Nevertheless, the price increases proposed are substantial. The average increase in the MSP is 26 per cent. Except arhar, urad and groundnut the MSP for all crops has increased in double digits.

None of the proposed increase gives farmers any return close to 50 per cent over C2. Bajra could come close at an estimated return of 45 per cent over its estimated C2 cost.

Bajra has been treated exceptionally. Returns over cost of production of this crop would be 97 per cent.

The new MSP of bajra is Rs.1,950 per quintal. This is 36.8 per cent higher than the earlier MSP of Rs.1,425 per quintal. It is also 57.5 per cent higher than the current market price of Rs.1,237.7 per quintal. The implicit cost of production of bajra is Rs.990 per quintal. This implies that the current market price already yields a return of about 25 per cent. But, the government has raised this return to a massive 97 per cent.

Bajra is a late-sowing kharif crop and the announcement could have a major impact on its sowing. Till June 29, bajra sowing this year was 67.5 per cent lower than it was during the similar period last year. In terms of sowing, bajra has been the worst performing crop so far this year. The handsome award given by the government could possibly bring back some of the acreage to the coarse cereal.

Rajasthan accounts for 56 per cent of the area sown under bajra. And, over one-third of the area sown under kharif crops in Rajasthan is under bajra. The impact on the state of Rajasthan evidently could be big this kharif season. Given that Rajasthan is one of the states that will go to polls later in 2018, the political implication of this extraordinary award is inescapable.

Arhar and urad are the two major pulses that have been awarded higher-than 50 per cent returns in the MSP announcement. Like bajra, both these crops have seen low acreage this season and current market prices are very low compared to their prices in the past two years.

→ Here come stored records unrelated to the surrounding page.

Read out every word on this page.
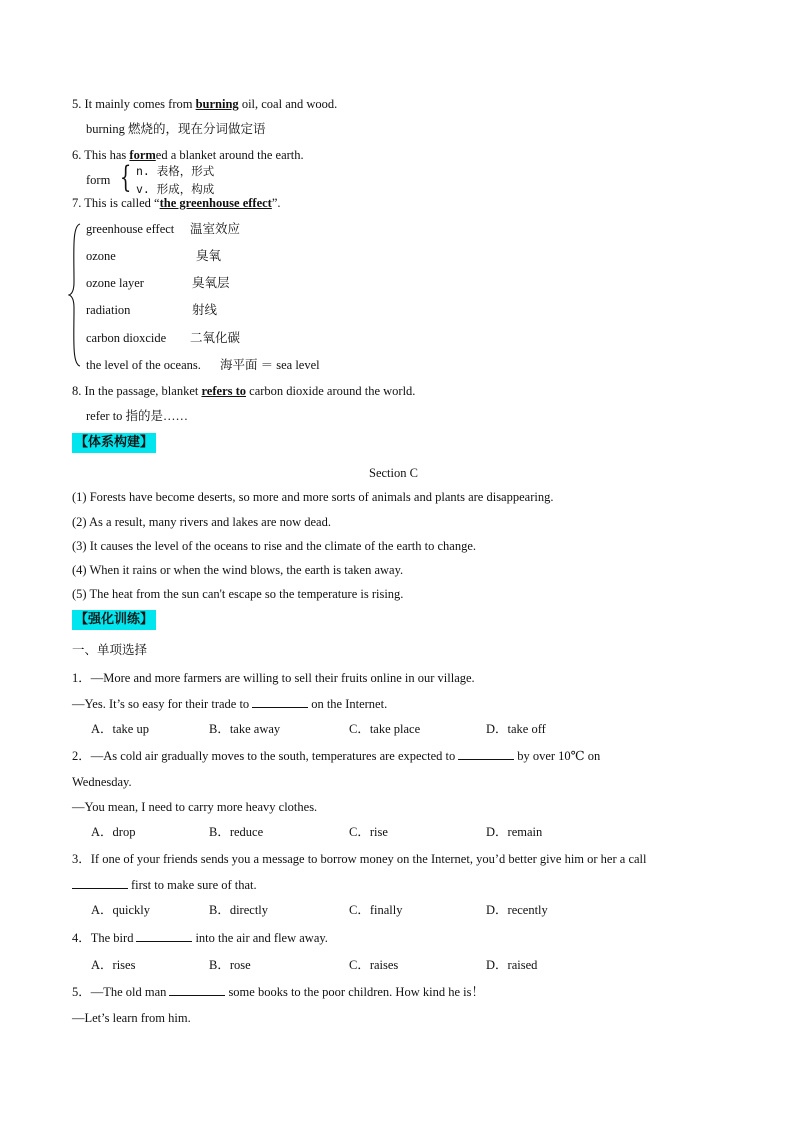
5. It mainly comes from burning oil, coal and wood.
burning 燃烧的，现在分词做定语
6. This has formed a blanket around the earth.
form { n. 表格，形式
v. 形成，构成
7. This is called “the greenhouse effect”.
greenhouse effect 温室效应
ozone	臭氧
ozone layer	臭氧层
radiation	射线
carbon dioxcide 二氧化碳
the level of the oceans. 海平面 ＝ sea level
8. In the passage, blanket refers to carbon dioxide around the world.
refer to 指的是……
【体系构建】
Section C
(1) Forests have become deserts, so more and more sorts of animals and plants are disappearing.
(2) As a result, many rivers and lakes are now dead.
(3) It causes the level of the oceans to rise and the climate of the earth to change.
(4) When it rains or when the wind blows, the earth is taken away.
(5) The heat from the sun can't escape so the temperature is rising.
【强化训练】
一、单项选择
1．—More and more farmers are willing to sell their fruits online in our village.
—Yes. It’s so easy for their trade to	on the Internet.
A．take up	B．take away	C．take place	D．take off
2．—As cold air gradually moves to the south, temperatures are expected to	by over 10℃ on
Wednesday.
—You mean, I need to carry more heavy clothes.
A．drop	B．reduce	C．rise	D．remain
3．If one of your friends sends you a message to borrow money on the Internet, you’d better give him or her a call
first to make sure of that.
A．quickly	B．directly	C．finally	D．recently
4．The bird	into the air and flew away.
A．rises	B．rose	C．raises	D．raised
5．—The old man	some books to the poor children. How kind he is！
—Let’s learn from him.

Farmers could be enthused by the MSP for arhar which at Rs.5,675 per quintal, is 55 per cent higher than average market price in June 2018. However, the prices are 13.6 per cent lower than a year ago and less than half their level two years ago. Two years ago the price of arhar was Rs.8,698.2 per quintal. The situation is similar for urad. The MSP at Rs.5,600 per quintal is 50.6 per cent higher than the market price of Rs.3,719.4 per quintal. The market price a year ago was Rs.5,327.8 per quintal and two years ago it was Rs.10,488.3 per quintal.

The proposed MSPs for soyabean and sesamum crop may not make any material difference to farmers. The proposed MSP for soyabean is close to its market price and that for sesamum is lower than the market price.

The MSP for maize is 50.3 per cent higher than its A2+FL cost. But, the crop has a much higher C2. As a result, the proposed MSP works out to be about 30 per cent lower than the estimated C2 cost. However, the MSP is 30 per cent higher than the market price.

The proposed MSP of paddy is also only 9 per cent above the current market price. This could have only a marginal impact.

If rains make good progress, sowing of groundnut could improve as the proposed MSP is 10 per cent higher than the current MSP.

While rains have improved after their brief lull, sowing of kharif crops is still quite low. As of end of June these were nearly 21.6 per cent lower than their level a year ago. While the kharif MSPs look impressive, they are unlikely to make a difference to sowing of pulses. Except bajra the impact on other crops could also be only marginal.

Besides, the press release by the government leaves a crucial uncertainty with respect to the implementation of the MSPs. It states “NITI Aayog, in consultation with Central and State Governments, will put in place a fool-proof mechanism so that farmers will get adequate price for their produce.” This implies that the mechanism is not necessarily a government purchase at the MSP and that the mechanism is yet to be worked out in consultation with multiple agencies.

It is pertinent to note here that lack of government procurement was a major cause for farmers’ distress in Madhya Pradesh and Maharashtra in the case of arhar. MSP announcement alone may not be sufficient to meet farmer expectations.